"No crotch shots. No blood. No goo. And if I have a C-section, definitely no pictures. I don't want to see any of that."
These were the instructions I gave to my husband and our mothers before the birth of our first child. I'd invited each of them into the delivery room early on in my pregnancy. I'd also told them that I wanted them to take pictures of the birth—but only the right sorts of pictures. None of the "gross" stuff, which definitely included any and all stuff one might see in an operating room.
No one, I assumed, wanted or needed to see that.
Of course, I had also assumed that I wouldn't need a Cesarean section anyway. I'd figured that the odds were in my favor, considering C-sections comprised "only" 1 in 3 births. I'd discounted the possibility of a Cesarean so much that I'd even zoned out during the 30 minutes my childbirth education class had devoted to surgical births.
In many ways, I was lucky. My doctor had discovered that my baby was showing signs of distress during a routine appointment, before my first real contraction had even begun. The distress was worrisome enough that my son needed to be born within a few hours. But it wasn't so severe that he needed to be born within minutes. I had enough time to call my husband, to ask our mothers to retrieve our hospital bag and camera from home, to get used to the idea of a Cesarean section instead of a vaginal birth.
It turns out that I also had enough time to reconsider my perspective on the kinds of pictures I wanted.
Without a word, my mother slipped her camera into my husband's hands.
"Just in case," she said.
And then a nurse wheeled me back to the operating room, momentarily leaving behind my husband, my mother, my mother-in-law and every familiar face I knew.
I cannot remember the exact sensation I felt when the doctor inserted the anesthesia into my spine. I cannot remember the faces of the physicians and nurses who gathered around my swollen belly. But I can remember my emotional sensations. I can remember how the birth made me feel.
My husband looked at me with a mix of yearning and skepticism. I think he wanted to look beyond the drape, but then didn't.
My legs rested straight in front of me and arms were splayed out at my sides, crucifix style. A pale blue drape separated my chest and head from the rest of my body. The room was cold, its sterility multifaceted and many-layered. I alternated between anxiety and excitement, mild discomfort and extreme nausea.
I began to feel disconnected from the birth, and even from my own body. The surgical drape represented a radical split between my mind and my body, my sensing upper half and my numb lower half. It signaled a separation between my baby and me.

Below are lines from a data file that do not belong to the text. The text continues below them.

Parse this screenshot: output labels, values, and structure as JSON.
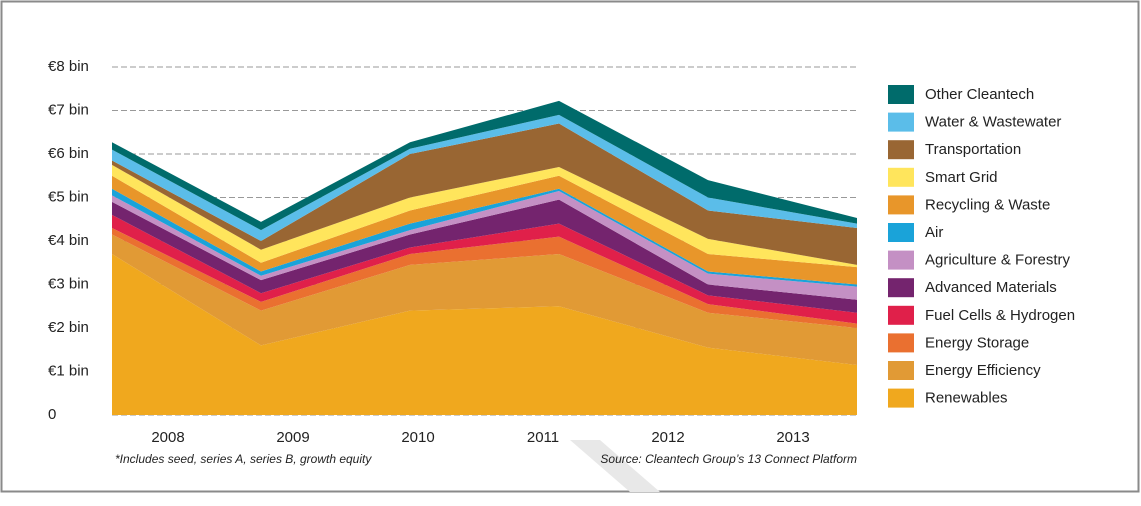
{
  "chart_data": {
    "type": "stacked-area",
    "categories": [
      "2008",
      "2009",
      "2010",
      "2011",
      "2012",
      "2013"
    ],
    "ylim": [
      0,
      8
    ],
    "yticks": [
      0,
      {
        "value": 1,
        "label": "€1 bin"
      },
      {
        "value": 2,
        "label": "€2 bin"
      },
      {
        "value": 3,
        "label": "€3 bin"
      },
      {
        "value": 4,
        "label": "€4 bin"
      },
      {
        "value": 5,
        "label": "€5 bin"
      },
      {
        "value": 6,
        "label": "€6 bin"
      },
      {
        "value": 7,
        "label": "€7 bin"
      },
      {
        "value": 8,
        "label": "€8 bin"
      }
    ],
    "grid": true,
    "legend": "right",
    "note": "*Includes seed, series A, series B, growth equity",
    "source": "Source: Cleantech Group’s 13 Connect Platform",
    "series": [
      {
        "name": "Renewables",
        "color": "#f0a81e",
        "values": [
          3.7,
          1.6,
          2.4,
          2.5,
          1.55,
          1.15
        ]
      },
      {
        "name": "Energy Efficiency",
        "color": "#e19a35",
        "values": [
          0.45,
          0.8,
          1.05,
          1.2,
          0.8,
          0.85
        ]
      },
      {
        "name": "Energy Storage",
        "color": "#ea7030",
        "values": [
          0.15,
          0.2,
          0.25,
          0.4,
          0.2,
          0.1
        ]
      },
      {
        "name": "Fuel Cells & Hydrogen",
        "color": "#e0204a",
        "values": [
          0.3,
          0.2,
          0.15,
          0.3,
          0.2,
          0.25
        ]
      },
      {
        "name": "Advanced Materials",
        "color": "#74246e",
        "values": [
          0.3,
          0.3,
          0.3,
          0.55,
          0.25,
          0.3
        ]
      },
      {
        "name": "Agriculture & Forestry",
        "color": "#c490c4",
        "values": [
          0.15,
          0.1,
          0.1,
          0.2,
          0.25,
          0.3
        ]
      },
      {
        "name": "Air",
        "color": "#1aa3d9",
        "values": [
          0.15,
          0.1,
          0.15,
          0.05,
          0.05,
          0.05
        ]
      },
      {
        "name": "Recycling & Waste",
        "color": "#e8962a",
        "values": [
          0.3,
          0.2,
          0.3,
          0.3,
          0.4,
          0.4
        ]
      },
      {
        "name": "Smart Grid",
        "color": "#ffe55c",
        "values": [
          0.25,
          0.3,
          0.3,
          0.2,
          0.35,
          0.05
        ]
      },
      {
        "name": "Transportation",
        "color": "#996633",
        "values": [
          0.1,
          0.2,
          1.0,
          1.0,
          0.65,
          0.85
        ]
      },
      {
        "name": "Water & Wastewater",
        "color": "#5bbde9",
        "values": [
          0.25,
          0.25,
          0.12,
          0.2,
          0.3,
          0.1
        ]
      },
      {
        "name": "Other Cleantech",
        "color": "#006b6b",
        "values": [
          0.17,
          0.19,
          0.15,
          0.32,
          0.4,
          0.13
        ]
      }
    ]
  }
}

My husband rejoined me as the surgery began. He sat by my left ear. The anesthesiologist sat by my right. This man was a godsend, whispering what seemed like sweet nothings into my ear as the rest of the medical team cut and pushed and tugged at my body: "They're starting the Cesarean now. They're getting close. You'll get to meet your baby soon. He's almost here. I can see your baby's hair now."

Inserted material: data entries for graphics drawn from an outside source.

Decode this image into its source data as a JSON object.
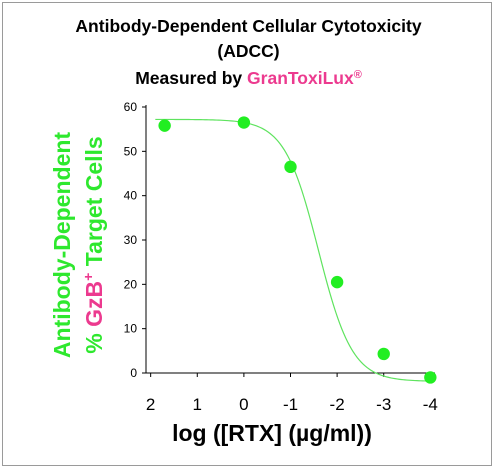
{
  "header": {
    "line1": "Antibody-Dependent Cellular Cytotoxicity",
    "line2": "(ADCC)",
    "line3_prefix": "Measured by ",
    "brand": "GranToxiLux",
    "brand_mark": "®"
  },
  "chart_data": {
    "type": "line",
    "xlabel": "log ([RTX] (µg/ml))",
    "ylabel_line1": "Antibody-Dependent",
    "ylabel_line2_prefix": "% ",
    "ylabel_line2_highlight": "GzB",
    "ylabel_line2_superscript": "+",
    "ylabel_line2_suffix": " Target Cells",
    "x_reversed": true,
    "xlim": [
      2.1,
      -4.1
    ],
    "ylim": [
      0,
      60
    ],
    "x_ticks": [
      2,
      1,
      0,
      -1,
      -2,
      -3,
      -4
    ],
    "y_ticks": [
      0,
      10,
      20,
      30,
      40,
      50,
      60
    ],
    "grid": false,
    "series": [
      {
        "points": [
          {
            "x": 1.7,
            "y": 55.8
          },
          {
            "x": 0,
            "y": 56.5
          },
          {
            "x": -1,
            "y": 46.5
          },
          {
            "x": -2,
            "y": 20.5
          },
          {
            "x": -3,
            "y": 4.3
          },
          {
            "x": -4,
            "y": -1.0
          }
        ],
        "fit": {
          "top": 57.2,
          "bottom": -1.9,
          "log_ec50": -1.6,
          "hill": 1.2
        }
      }
    ],
    "colors": {
      "marker": "#22ee22",
      "line": "#5fe35f",
      "label_green": "#2ee82e",
      "label_pink": "#ec3a8f"
    }
  }
}
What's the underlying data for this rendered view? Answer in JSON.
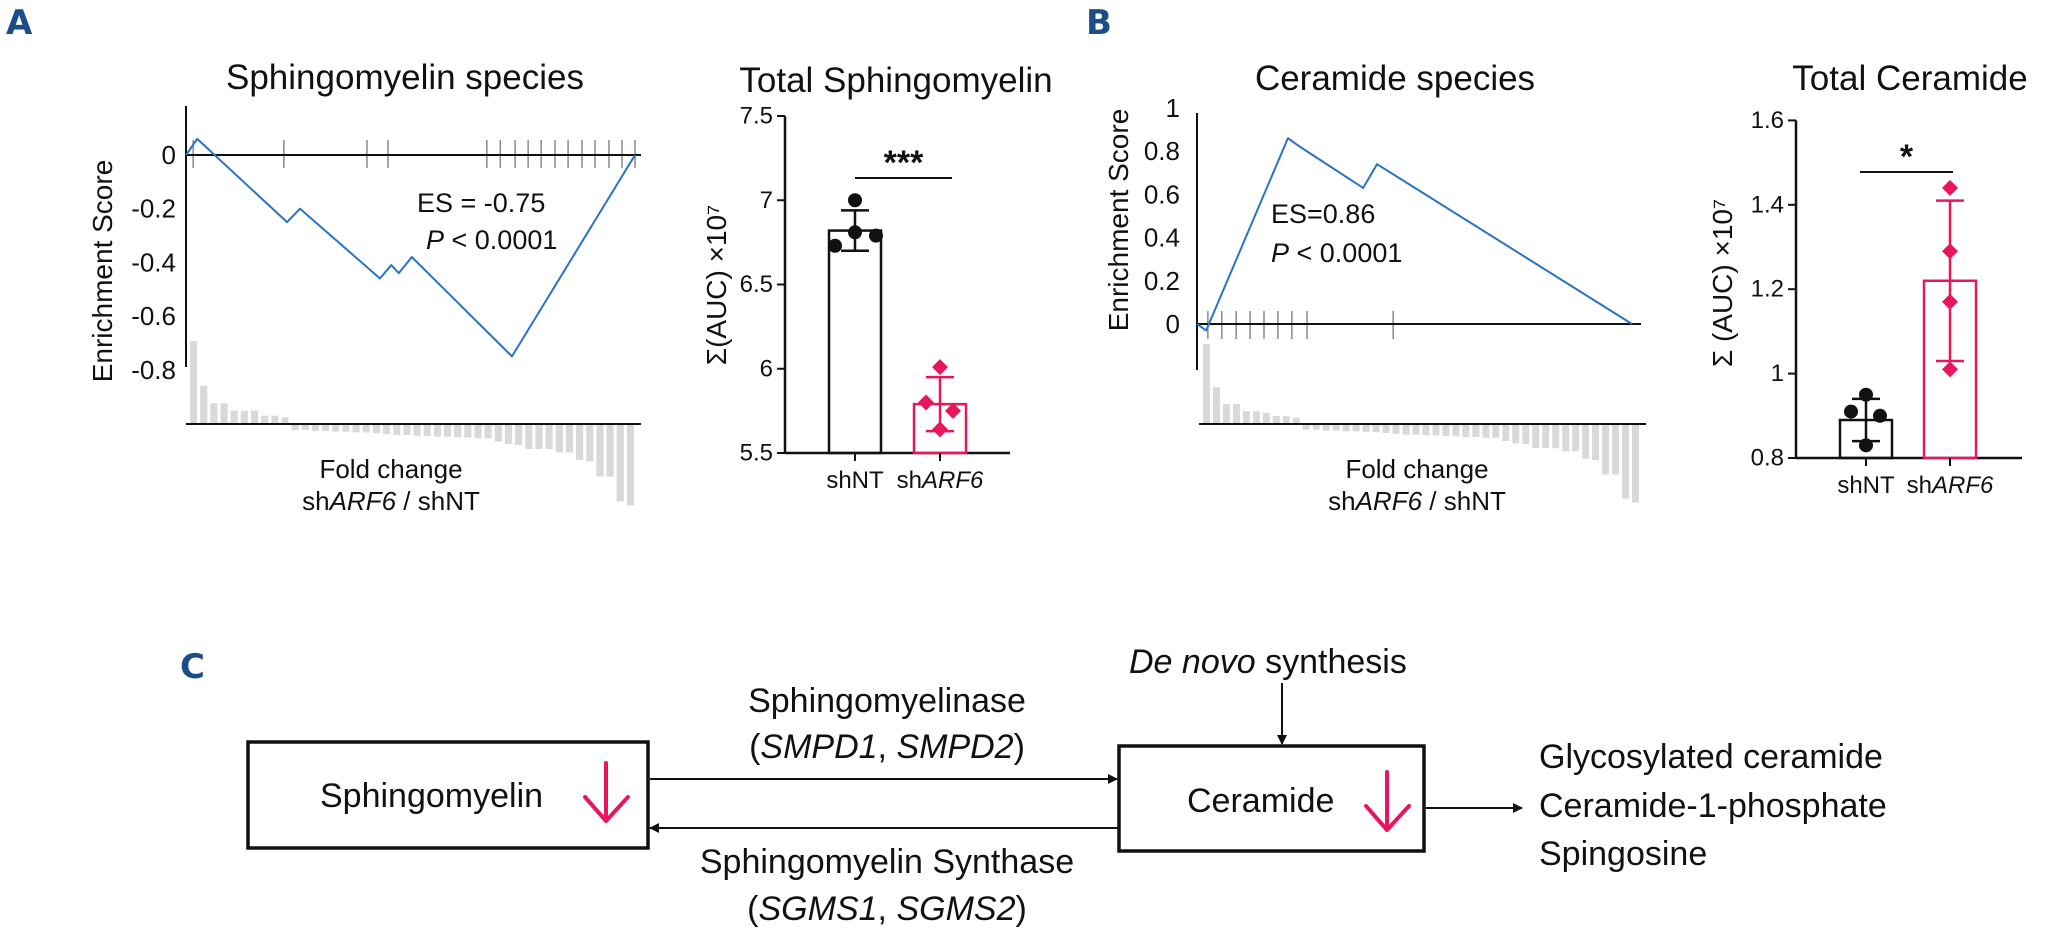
{
  "colors": {
    "curve": "#2a73c2",
    "accent": "#e8175d",
    "panel_letter": "#1b4d89",
    "fold_bars": "#d9d9d9",
    "hits": "#8a8a8a",
    "black": "#111111"
  },
  "chart_data": [
    {
      "panel": "A",
      "type": "line",
      "title": "Sphingomyelin species",
      "ylabel": "Enrichment Score",
      "xlabel_line1": "Fold change",
      "xlabel_line2": {
        "prefix": "sh",
        "gene": "ARF6",
        "suffix": " / shNT"
      },
      "ylim": [
        -0.8,
        0.15
      ],
      "yticks": [
        "0",
        "-0.2",
        "-0.4",
        "-0.6",
        "-0.8"
      ],
      "ytick_values": [
        0,
        -0.2,
        -0.4,
        -0.6,
        -0.8
      ],
      "rank_range": [
        0,
        100
      ],
      "curve": [
        [
          0,
          0
        ],
        [
          2.5,
          0.06
        ],
        [
          22.5,
          -0.25
        ],
        [
          25.4,
          -0.2
        ],
        [
          43.2,
          -0.46
        ],
        [
          45.7,
          -0.41
        ],
        [
          47.4,
          -0.44
        ],
        [
          50.3,
          -0.38
        ],
        [
          72.6,
          -0.75
        ],
        [
          100,
          0
        ]
      ],
      "hits": [
        1.6,
        21.8,
        40.3,
        45,
        67,
        70,
        73.3,
        76.2,
        79.1,
        82.2,
        85.1,
        88.2,
        91.1,
        94.2,
        97.1,
        100
      ],
      "fold_change": [
        1.0,
        0.46,
        0.25,
        0.25,
        0.16,
        0.16,
        0.16,
        0.1,
        0.1,
        0.08,
        -0.06,
        -0.06,
        -0.07,
        -0.07,
        -0.08,
        -0.08,
        -0.09,
        -0.09,
        -0.1,
        -0.11,
        -0.12,
        -0.12,
        -0.13,
        -0.13,
        -0.14,
        -0.14,
        -0.15,
        -0.15,
        -0.16,
        -0.16,
        -0.2,
        -0.23,
        -0.24,
        -0.29,
        -0.29,
        -0.29,
        -0.33,
        -0.33,
        -0.42,
        -0.44,
        -0.62,
        -0.62,
        -0.92,
        -0.97
      ],
      "annotation": {
        "es": "ES = -0.75",
        "p_label": "P",
        "p_rest": " < 0.0001"
      }
    },
    {
      "panel": "A",
      "type": "bar",
      "title": "Total Sphingomyelin",
      "ylabel": "Σ(AUC) ×10⁷",
      "ylim": [
        5.5,
        7.5
      ],
      "yticks": [
        "7.5",
        "7",
        "6.5",
        "6",
        "5.5"
      ],
      "ytick_values": [
        7.5,
        7,
        6.5,
        6,
        5.5
      ],
      "categories": [
        {
          "prefix": "shNT",
          "gene": ""
        },
        {
          "prefix": "sh",
          "gene": "ARF6"
        }
      ],
      "series": [
        {
          "name": "shNT",
          "mean": 6.82,
          "sd": 0.12,
          "points": [
            7.0,
            6.81,
            6.79,
            6.73
          ],
          "marker": "circle"
        },
        {
          "name": "shARF6",
          "mean": 5.79,
          "sd": 0.16,
          "points": [
            6.01,
            5.8,
            5.75,
            5.64
          ],
          "marker": "diamond"
        }
      ],
      "significance": "***"
    },
    {
      "panel": "B",
      "type": "line",
      "title": "Ceramide species",
      "ylabel": "Enrichment Score",
      "xlabel_line1": "Fold change",
      "xlabel_line2": {
        "prefix": "sh",
        "gene": "ARF6",
        "suffix": " / shNT"
      },
      "ylim": [
        -0.2,
        1
      ],
      "yticks": [
        "1",
        "0.8",
        "0.6",
        "0.4",
        "0.2",
        "0"
      ],
      "ytick_values": [
        1,
        0.8,
        0.6,
        0.4,
        0.2,
        0
      ],
      "rank_range": [
        0,
        100
      ],
      "curve": [
        [
          0,
          0
        ],
        [
          2.1,
          -0.03
        ],
        [
          20.9,
          0.86
        ],
        [
          23.7,
          0.82
        ],
        [
          38.2,
          0.63
        ],
        [
          41.4,
          0.74
        ],
        [
          100,
          0
        ]
      ],
      "hits": [
        2.5,
        5.7,
        9,
        12.2,
        15.4,
        18.6,
        21.8,
        25.3,
        45.1
      ],
      "fold_change": [
        1.0,
        0.46,
        0.25,
        0.25,
        0.16,
        0.16,
        0.14,
        0.1,
        0.1,
        0.08,
        -0.06,
        -0.06,
        -0.07,
        -0.07,
        -0.08,
        -0.08,
        -0.09,
        -0.09,
        -0.1,
        -0.11,
        -0.12,
        -0.12,
        -0.13,
        -0.13,
        -0.14,
        -0.14,
        -0.15,
        -0.15,
        -0.16,
        -0.16,
        -0.2,
        -0.23,
        -0.24,
        -0.29,
        -0.29,
        -0.29,
        -0.33,
        -0.33,
        -0.42,
        -0.44,
        -0.62,
        -0.62,
        -0.92,
        -0.97
      ],
      "annotation": {
        "es": "ES=0.86",
        "p_label": "P",
        "p_rest": " < 0.0001"
      }
    },
    {
      "panel": "B",
      "type": "bar",
      "title": "Total Ceramide",
      "ylabel": "Σ (AUC) ×10⁷",
      "ylim": [
        0.8,
        1.6
      ],
      "yticks": [
        "1.6",
        "1.4",
        "1.2",
        "1",
        "0.8"
      ],
      "ytick_values": [
        1.6,
        1.4,
        1.2,
        1,
        0.8
      ],
      "categories": [
        {
          "prefix": "shNT",
          "gene": ""
        },
        {
          "prefix": "sh",
          "gene": "ARF6"
        }
      ],
      "series": [
        {
          "name": "shNT",
          "mean": 0.89,
          "sd": 0.05,
          "points": [
            0.95,
            0.91,
            0.9,
            0.83
          ],
          "marker": "circle"
        },
        {
          "name": "shARF6",
          "mean": 1.22,
          "sd": 0.19,
          "points": [
            1.44,
            1.29,
            1.17,
            1.01
          ],
          "marker": "diamond"
        }
      ],
      "significance": "*"
    }
  ],
  "panels": {
    "a": "A",
    "b": "B",
    "c": "C"
  },
  "diagram": {
    "sphingomyelin": "Sphingomyelin",
    "ceramide": "Ceramide",
    "de_novo_italic": "De novo",
    "de_novo_rest": " synthesis",
    "forward_enzyme": "Sphingomyelinase",
    "forward_genes": {
      "open": "(",
      "g1": "SMPD1",
      "sep": ", ",
      "g2": "SMPD2",
      "close": ")"
    },
    "reverse_enzyme": "Sphingomyelin Synthase",
    "reverse_genes": {
      "open": "(",
      "g1": "SGMS1",
      "sep": ", ",
      "g2": "SGMS2",
      "close": ")"
    },
    "products": [
      "Glycosylated ceramide",
      "Ceramide-1-phosphate",
      "Spingosine"
    ],
    "decrease_icon": "arrow-down-icon"
  }
}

I was not giving birth, I thought. The birth was something being done to me.
Before I could further lament my lack of agency, my OB spoke up.
"If you stand up now," he said, turning to my husband, "you can get a picture of your baby."
My husband looked at me with a mix of yearning and skepticism. I think he wanted to look beyond the drape, but then didn't. He was apprehensive about what he might see, but he was impatient to meet our baby. He knew that I'd demanded no pictures, but he also knew, perhaps hoped, that I might have changed my mind.
"Please, please," I reassured him, tears welling in my eyes. "Please stand up and take a picture of our baby."
And so he did. Ten seconds was all it took. Then he was done.
As I lay immobile, nauseated and disconnected from my baby, I felt less and less like an agent, less and less like the narrator of my own child's birth.
The doctor quickly lifted my new baby boy above the drape. I caught only a glimpse of his slippery, pink body. The nurses whisked him away to the warmer where they cleaned him, weighed him, dressed him, cooed at him. The distance between us seemed like miles, the time apart seemed like hours.
This was before the popularity of the family-centered Cesarean—the lowering of the surgical drape so the mother can see the birth of her baby, the speedy reuniting of the mother and baby, the placing of the baby on the mother's bare chest. It's not that my doctors and nurses didn't care about my sense of disconnection. It was that no one knew how to care or how to address that care.
And so my baby and I remained separate. As I lay immobile, nauseated and disconnected from my baby, I felt less and less like an agent, less and less like the narrator of my own child's birth.
I struggled with these feelings for a while. I felt guilty for having them. At least, I told myself, I had a healthy baby. And so I kept those feelings mostly quiet, a secret malaise that I hid until I could cry a few tears in private.
But then I saw my husband's pictures.
There was my belly. There was my baby. There was the opening in my skin where my baby emerged, the beginnings of the scar that still marks my body to this day. There was my child being born out of my body, the body that grew him and nourished him and ushered him into the world.
It's a side of Cesarean birth that I'd hope any expectant parents would consider, even if they're absolutely certain that they don't want pictures. In fact, I'd recommend that everyone bring along a camera into the operating room, if the doctors and hospital allow it.
They never know for sure what stories those pictures will tell.